«Данное положение применимо ко многим случаям. В приставке „за“ еще сохраняется суверенитет. Расстояние до Луны может вычислить каждый, кто хоть что-нибудь смыслит в тригонометрии. Он его „померил“, — — — это общее достояние, которое он делит с обществом. А вот „замерить“ указанное расстояние может только он сам».
Потом профессор подробно остановился еще на одном обстоятельстве:
«Мы могли бы также допустить, что торговец подвергся нападению целой банды и последнего удара уже не почувствовал. В таком случае мы имеем дело не с продолжением действия, а с продолженным действием.
И это различие заключается не столько в непозволительности, сколько в наказуемости. Судья должен уточнить момент совершения преступления. И если грамматических временных форм для этого недостаточно, необходимая точность будет достигнута посредством описаний».
Он привел примеры.
Тоферну было, видимо, важно первым делом представить нам себя — как личность, — что ему превосходно удалось. Этот зачин его лекции был задуман как введение к семинару о префиксах и представлен в форме этимологического расследования головоломной детективной истории — — —увлекательного, а для меня как историка даже захватывающего. Потом Тоферн еще подробно остановился на намерении facchinaccio и объяснил нам разницу между разными типами преступной воли, пользуясь классическими примерами.
Скажем: если бы торговец после укола стилетом оказался лишь мнимо мертвым, а преступник, дабы избавиться от трупа, сбросил его в море и причинил ему смерть утоплением, то перед защитником встала бы куда более сложная задача.
«К успеху тогда можно было бы прийти, сославшись на то, что преступник совершил ряд действий, соединенных между собой причинно-следственными, но не логическими связями, — действий, которые древние юристы подводили под понятие dolus generalis[83]. Сегодня юристы облегчили себе задачу — — — волей-неволей: поскольку стало труднее отличать реальное от возможного, а возможное, в свою очередь, — от желаемого. Этому соответствует утрата некоторых глагольных форм, которая не может быть возмещена психологическими спекуляциями.

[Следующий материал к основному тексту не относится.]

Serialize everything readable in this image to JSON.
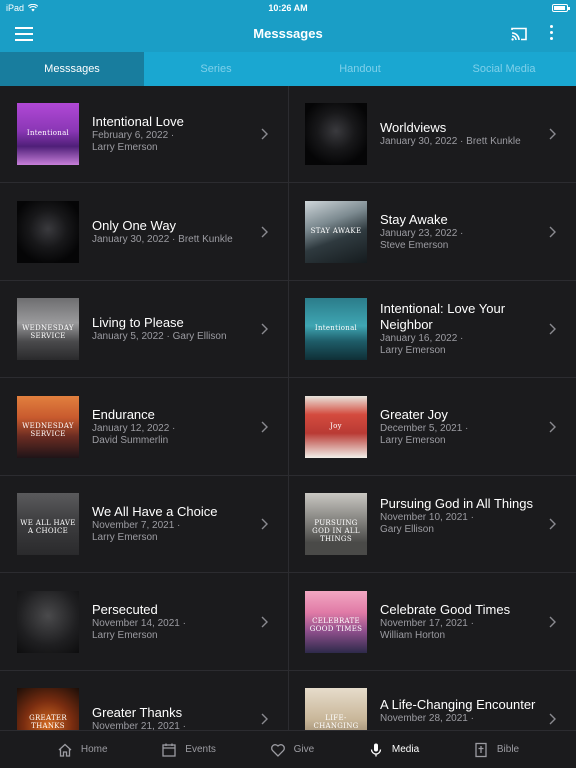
{
  "status": {
    "device": "iPad",
    "time": "10:26 AM"
  },
  "header": {
    "title": "Messsages"
  },
  "tabs": [
    {
      "label": "Messsages",
      "active": true
    },
    {
      "label": "Series",
      "active": false
    },
    {
      "label": "Handout",
      "active": false
    },
    {
      "label": "Social Media",
      "active": false
    }
  ],
  "sermons": [
    {
      "title": "Intentional Love",
      "meta1": "February 6, 2022 ·",
      "meta2": "Larry Emerson",
      "thumb_text": "Intentional",
      "thumb": "purple"
    },
    {
      "title": "Worldviews",
      "meta1": "January 30, 2022 · Brett Kunkle",
      "meta2": "",
      "thumb_text": "",
      "thumb": "dark"
    },
    {
      "title": "Only One Way",
      "meta1": "January 30, 2022 · Brett Kunkle",
      "meta2": "",
      "thumb_text": "",
      "thumb": "dark"
    },
    {
      "title": "Stay Awake",
      "meta1": "January 23, 2022 ·",
      "meta2": "Steve Emerson",
      "thumb_text": "STAY AWAKE",
      "thumb": "mountain"
    },
    {
      "title": "Living to Please",
      "meta1": "January 5, 2022 · Gary Ellison",
      "meta2": "",
      "thumb_text": "WEDNESDAY SERVICE",
      "thumb": "gray"
    },
    {
      "title": "Intentional: Love Your Neighbor",
      "meta1": "January 16, 2022 ·",
      "meta2": "Larry Emerson",
      "thumb_text": "Intentional",
      "thumb": "teal"
    },
    {
      "title": "Endurance",
      "meta1": "January 12, 2022 ·",
      "meta2": "David Summerlin",
      "thumb_text": "WEDNESDAY SERVICE",
      "thumb": "sunset"
    },
    {
      "title": "Greater Joy",
      "meta1": "December 5, 2021 ·",
      "meta2": "Larry Emerson",
      "thumb_text": "Joy",
      "thumb": "joy"
    },
    {
      "title": "We All Have a Choice",
      "meta1": "November 7, 2021 ·",
      "meta2": "Larry Emerson",
      "thumb_text": "WE ALL HAVE A CHOICE",
      "thumb": "road"
    },
    {
      "title": "Pursuing God in All Things",
      "meta1": "November 10, 2021 ·",
      "meta2": "Gary Ellison",
      "thumb_text": "PURSUING GOD IN ALL THINGS",
      "thumb": "clouds"
    },
    {
      "title": "Persecuted",
      "meta1": "November 14, 2021 ·",
      "meta2": "Larry Emerson",
      "thumb_text": "",
      "thumb": "hands"
    },
    {
      "title": "Celebrate Good Times",
      "meta1": "November 17, 2021 ·",
      "meta2": "William Horton",
      "thumb_text": "CELEBRATE GOOD TIMES",
      "thumb": "pink"
    },
    {
      "title": "Greater Thanks",
      "meta1": "November 21, 2021 ·",
      "meta2": "",
      "thumb_text": "GREATER THANKS",
      "thumb": "autumn"
    },
    {
      "title": "A Life-Changing Encounter",
      "meta1": "November 28, 2021 ·",
      "meta2": "",
      "thumb_text": "LIFE-CHANGING ENCOUNTER",
      "thumb": "beige"
    }
  ],
  "nav": [
    {
      "label": "Home",
      "icon": "home-icon",
      "active": false
    },
    {
      "label": "Events",
      "icon": "calendar-icon",
      "active": false
    },
    {
      "label": "Give",
      "icon": "heart-icon",
      "active": false
    },
    {
      "label": "Media",
      "icon": "microphone-icon",
      "active": true
    },
    {
      "label": "Bible",
      "icon": "bible-icon",
      "active": false
    }
  ],
  "colors": {
    "brand": "#1a9ec6",
    "tab_active": "#187d9e",
    "background": "#1b1b1d",
    "muted_text": "#9c9ca2"
  }
}
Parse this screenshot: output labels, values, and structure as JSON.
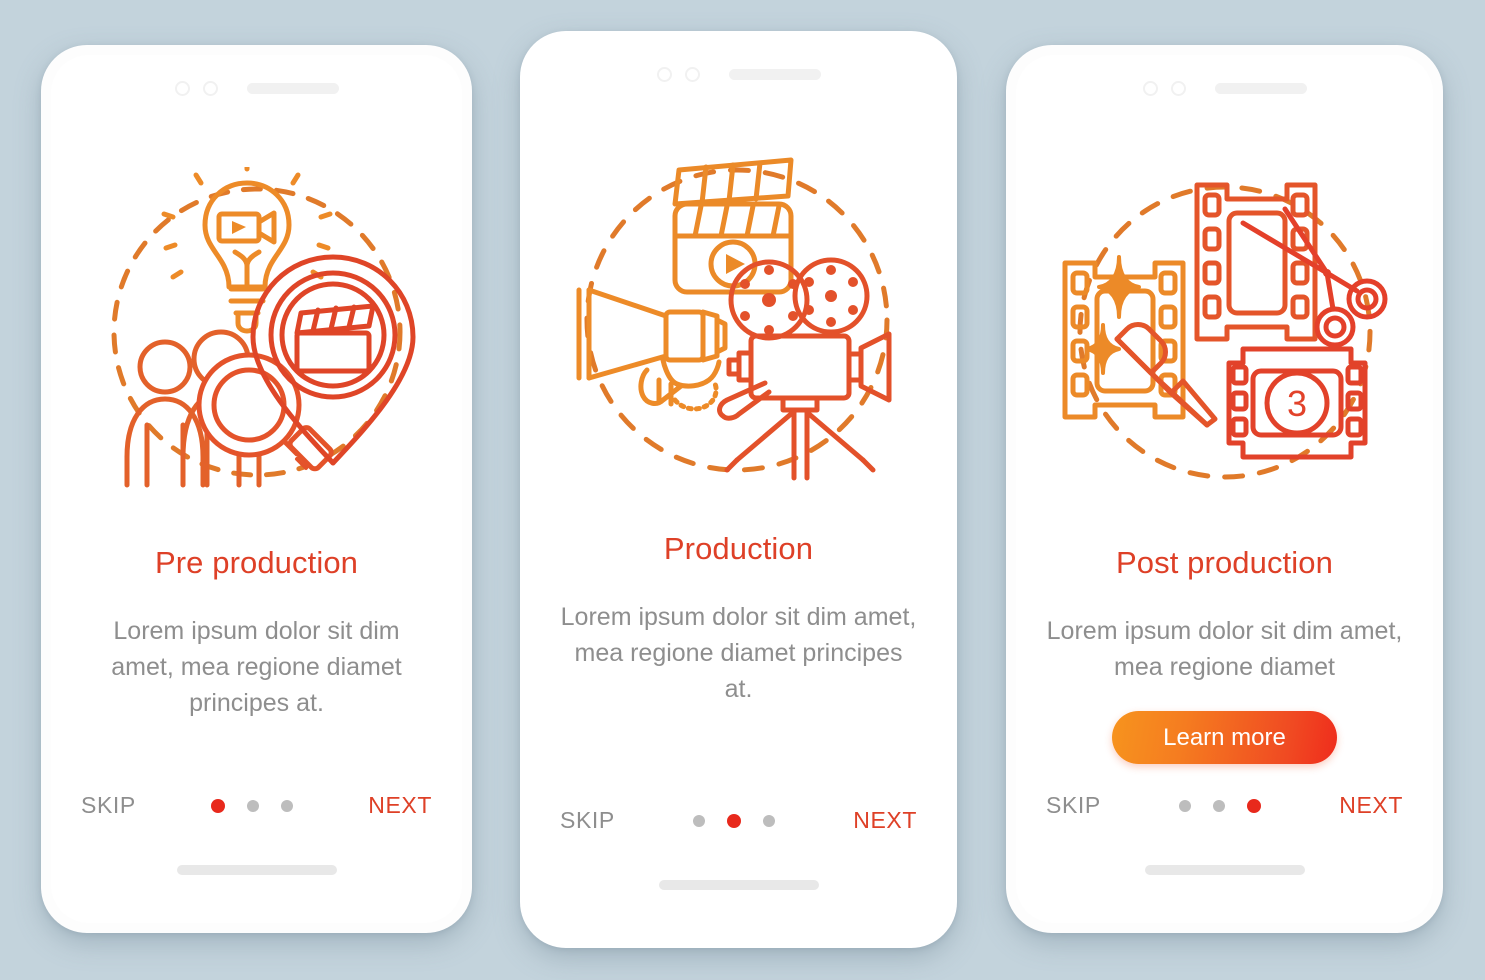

Я подробнее остановлюсь на этом, когда мы подойдем к ирреалису[84]».
Эта мысль тоже живо заинтересовала меня, правда, с других точек зрения, — ибо в Эвмесвиле мы живем в таком городе, где ничто уже не кажется реальным и все кажется возможным. Это сглаживает различия и благоприятствует нагнетанию сумеречной атмосферы, в которой явь и греза легко переходят друг в друга. Общественная жизнь уже не так серьезна; это придает диктатурам какой-то новый оттенок; не зря Виго так часто ссылается на аналогии с «Тысячей и одной ночью».
Рыбак, грузчик, красильщик не только мечтают о неслыханном в своих снах, но сон как бы самовластно от них отделяется. Между желанием и его исполнением больше нет барьера. Это напоминает ситуацию с магическим кольцом; уличный сапожник, нашедший такое кольцо, трет его, и из стены внезапно появляется демон:
— Я — слуга кольца и его обладателя… Господин, ты только прикажи, и я за ночь построю для тебя дворец, истреблю любой народ или сожгу любой город.
Так происходит в сказке… Но и в реальности целый народ уничтожается, дальневосточный город сжигается дотла. По произволу никому не ведомого Торговца текстилем. Историки тщетно пытались разобраться с такого рода материалом — он попросту никак не укладывался в привычные для них масштабы.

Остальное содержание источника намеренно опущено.